Like many of us, Gopi had wanted to be a doctor his whole life. Those of us who knew him back home remember how he thought himself a martyr for having abjured the field early on, after seeing the families of friends thrown into crisis by the necessity of paying enormous bribes to the medical school admissions committee. When his friends asked how he had done on the qualifying exams, Gopi, who had done abysmally, felt an indignant pride in telling them his score was irrelevant because he would never subject his father to the burden and indignity of groveling before those goondas.
He quit college and worked for a time as an orderly in a hospital in Madras. It wasn’t work fit for a Brahmin, some people said, but he loved hospitals. He found them exciting. He’d had to lie to his father about what his actual duties were: picking up bloody dressings from the floor, handling the warm, wet test tubes of other people’s urine. The doctors never liked him much—he didn’t cringe and salaam, like the other orderlies, and they hesitated to give him the most menial chores, yet resented any slight resistance he offered when they did.

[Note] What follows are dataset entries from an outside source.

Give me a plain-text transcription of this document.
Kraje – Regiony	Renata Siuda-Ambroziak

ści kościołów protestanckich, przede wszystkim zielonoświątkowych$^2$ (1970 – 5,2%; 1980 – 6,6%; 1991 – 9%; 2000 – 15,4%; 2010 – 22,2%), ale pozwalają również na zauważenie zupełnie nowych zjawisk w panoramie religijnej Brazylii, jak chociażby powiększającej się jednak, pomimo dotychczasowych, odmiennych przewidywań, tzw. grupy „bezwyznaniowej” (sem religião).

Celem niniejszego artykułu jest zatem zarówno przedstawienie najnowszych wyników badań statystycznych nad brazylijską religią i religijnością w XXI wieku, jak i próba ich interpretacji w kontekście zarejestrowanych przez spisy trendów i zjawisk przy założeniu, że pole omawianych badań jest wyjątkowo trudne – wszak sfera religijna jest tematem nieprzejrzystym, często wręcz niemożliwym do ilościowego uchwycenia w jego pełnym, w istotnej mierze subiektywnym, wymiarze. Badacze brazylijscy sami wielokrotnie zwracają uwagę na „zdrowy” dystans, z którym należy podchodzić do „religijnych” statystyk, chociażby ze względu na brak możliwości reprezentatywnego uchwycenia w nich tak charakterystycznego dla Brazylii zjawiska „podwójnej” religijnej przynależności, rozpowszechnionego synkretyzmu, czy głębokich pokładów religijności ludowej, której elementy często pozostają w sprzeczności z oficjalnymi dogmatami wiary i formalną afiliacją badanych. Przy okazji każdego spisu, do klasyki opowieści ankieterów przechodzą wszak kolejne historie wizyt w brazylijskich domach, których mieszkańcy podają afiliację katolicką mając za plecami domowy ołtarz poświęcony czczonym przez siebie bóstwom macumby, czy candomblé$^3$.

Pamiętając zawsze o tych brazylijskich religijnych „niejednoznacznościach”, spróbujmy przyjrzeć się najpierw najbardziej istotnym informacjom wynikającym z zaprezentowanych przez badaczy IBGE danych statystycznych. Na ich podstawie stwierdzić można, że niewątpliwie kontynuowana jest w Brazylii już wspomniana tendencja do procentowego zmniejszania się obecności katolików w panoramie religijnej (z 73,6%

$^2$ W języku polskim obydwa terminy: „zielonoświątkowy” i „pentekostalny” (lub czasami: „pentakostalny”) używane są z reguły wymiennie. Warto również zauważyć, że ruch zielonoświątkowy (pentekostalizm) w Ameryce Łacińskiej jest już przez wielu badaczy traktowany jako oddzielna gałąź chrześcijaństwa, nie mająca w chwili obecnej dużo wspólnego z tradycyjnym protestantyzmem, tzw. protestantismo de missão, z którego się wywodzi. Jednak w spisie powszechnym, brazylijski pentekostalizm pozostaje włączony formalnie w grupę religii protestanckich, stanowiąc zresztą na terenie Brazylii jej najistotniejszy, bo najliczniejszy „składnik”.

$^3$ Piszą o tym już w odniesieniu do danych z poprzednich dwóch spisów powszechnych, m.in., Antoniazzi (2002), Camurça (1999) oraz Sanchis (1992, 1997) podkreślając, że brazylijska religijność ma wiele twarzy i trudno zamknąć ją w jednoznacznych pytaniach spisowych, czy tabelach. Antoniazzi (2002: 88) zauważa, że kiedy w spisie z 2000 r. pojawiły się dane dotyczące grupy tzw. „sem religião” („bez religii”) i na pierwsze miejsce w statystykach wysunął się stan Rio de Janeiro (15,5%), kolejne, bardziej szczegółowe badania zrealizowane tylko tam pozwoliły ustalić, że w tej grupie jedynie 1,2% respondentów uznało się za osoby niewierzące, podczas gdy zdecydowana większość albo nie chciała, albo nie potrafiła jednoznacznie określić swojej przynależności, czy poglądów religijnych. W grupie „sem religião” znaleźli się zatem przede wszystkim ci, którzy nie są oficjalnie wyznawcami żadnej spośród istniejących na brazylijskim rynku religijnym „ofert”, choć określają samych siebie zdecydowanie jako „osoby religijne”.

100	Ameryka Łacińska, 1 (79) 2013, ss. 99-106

He met Manju around this time. At lunchtime and after work, Gopi had taken to sitting in the commissary of the college he had once attended, where he still had some friends, and talking to the girls there. He made headway with his imitations of various professors and his intimacy with the ins and outs of the college bureaucracy. And he bragged about the jobs he would one day get, the car and motorcycle and house he would eventually own, and about the life he would find one day in America. He said he had visited America once: the floors there were covered in soft carpets, and cool air and warm air was pumped from
the walls, and anyone could become American, it was in the laws, and he knew it, and he would do it. And when he talked like this, in his confident manner, Manju thought he seemed, in a way, magical. It was weeks into their romance before Manju realized that Gopi wasn’t a student—he was an orderly in a hospital who came to the campus only to meet gullible girls. But by then, she told herself, it was too late. Manju was in love.
Her mother, of course, would be scandalized. Even some of her friends back then were scandalized. Manju had always been a shy and proper girl, they say, the last person who should have gone in for a love match.